Lifelines in the storm

ComeSoAlive.com includes a section called Lifelines.  That section idea came from this list which I wrote in my fog as I desperately needed to remind myself to grasp for something.  Grasp for something every day, just don’t give up.  I have “tidied” this list up a little bit but it feels more honest to include it here the way I wrote it…so if you are in the fog right now, you won’t feel so alone.

“Pray” bracelet all day – TALK TO GOD – pray w/o ceasing.

I wore a bracelet with a charm that had the word “Pray” on it the day of Cody’s neurology appointment.  I realized I would need that reminder instead of letting the fear overtake me.  The box the bracelet arrived in also had a little piece of paper in it that read, “Pray without ceasing… 1 Thessalonians 5:17.”  Not stress without ceasing, not fear without ceasing.  Pray, which is just a fancy word for TALK TO GOD!

But I will sing of your strength…  (Psa 59:16 HCSB)

I can do all this through him who gives me strength.  (Phil 4:13 NIV)

I love you, Lord, my strength.  (Psa 18:1 HCSB)

The one who calls you is faithful, who also will do this.  (1 Thess 5:24 LEB)

Next, I had written various Bible verses that I had previously found in books and Bible studies (or that had found me) and that I tried to use as a light through the fog, reciting them over and over when I was scared or couldn’t sleep.

11/2/14 seizure – listened to Multiplied all day, sang all day, replayed, replayed, replayed it.  Praise when brain won’t work and can’t do anything else.

I delight myself in you. (Overwhelmed, Big Daddy Weave)

I have surrendered to your design. (Multiplied, Needtobreathe)

11/3/14 woke to Bless the LORD, O my soul

I have always loved music but I needed music at this point.  Singing changed something in me, even when I was singing through tears and anger and confusion. It helped me survive.

11/4/14 – Drive to MRI, on ramp to I-94.  Thought, “Therefore I tell you whatever you ask for in prayer, believe that you have received it, and it shall be yours” (Mark 11:24).  What do I believe?  God does not want Cody sick.  He did not do this to Cody. 

What do you believe?  What is your foundation, the thing you have to believe from the center of your being or you will lose all hope?  This became my mantra: “He didn’t do this to Cody.”

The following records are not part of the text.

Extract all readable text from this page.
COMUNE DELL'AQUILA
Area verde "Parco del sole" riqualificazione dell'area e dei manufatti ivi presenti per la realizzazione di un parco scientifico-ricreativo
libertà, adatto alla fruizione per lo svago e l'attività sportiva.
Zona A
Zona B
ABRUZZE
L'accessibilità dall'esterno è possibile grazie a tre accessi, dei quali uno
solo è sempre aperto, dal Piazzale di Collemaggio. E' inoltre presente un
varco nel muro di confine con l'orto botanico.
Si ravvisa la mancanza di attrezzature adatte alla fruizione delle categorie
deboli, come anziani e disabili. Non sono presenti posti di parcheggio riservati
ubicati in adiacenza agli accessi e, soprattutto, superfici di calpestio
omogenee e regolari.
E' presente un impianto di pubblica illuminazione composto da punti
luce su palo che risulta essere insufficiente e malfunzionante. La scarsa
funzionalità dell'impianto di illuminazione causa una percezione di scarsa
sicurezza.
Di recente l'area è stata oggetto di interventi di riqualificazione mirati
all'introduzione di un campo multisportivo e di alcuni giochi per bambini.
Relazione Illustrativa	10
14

I need Scripture, lyrics, and deep-seated convictions ingrained in my head like my name or phone number.  They need to be part of my breath so when I can barely breathe, they are there filling my lungs.  Engraved on my heart.  Seared into my brain. Why? Because worries immediately turn into God’s words.  Into praise.  Into joy. 

Not joy because the situation changes or you force yourself to appear happy.  But joy as your soul desperately reaches out and grasps for something – and finds God and knows, at least for today, you aren’t going under.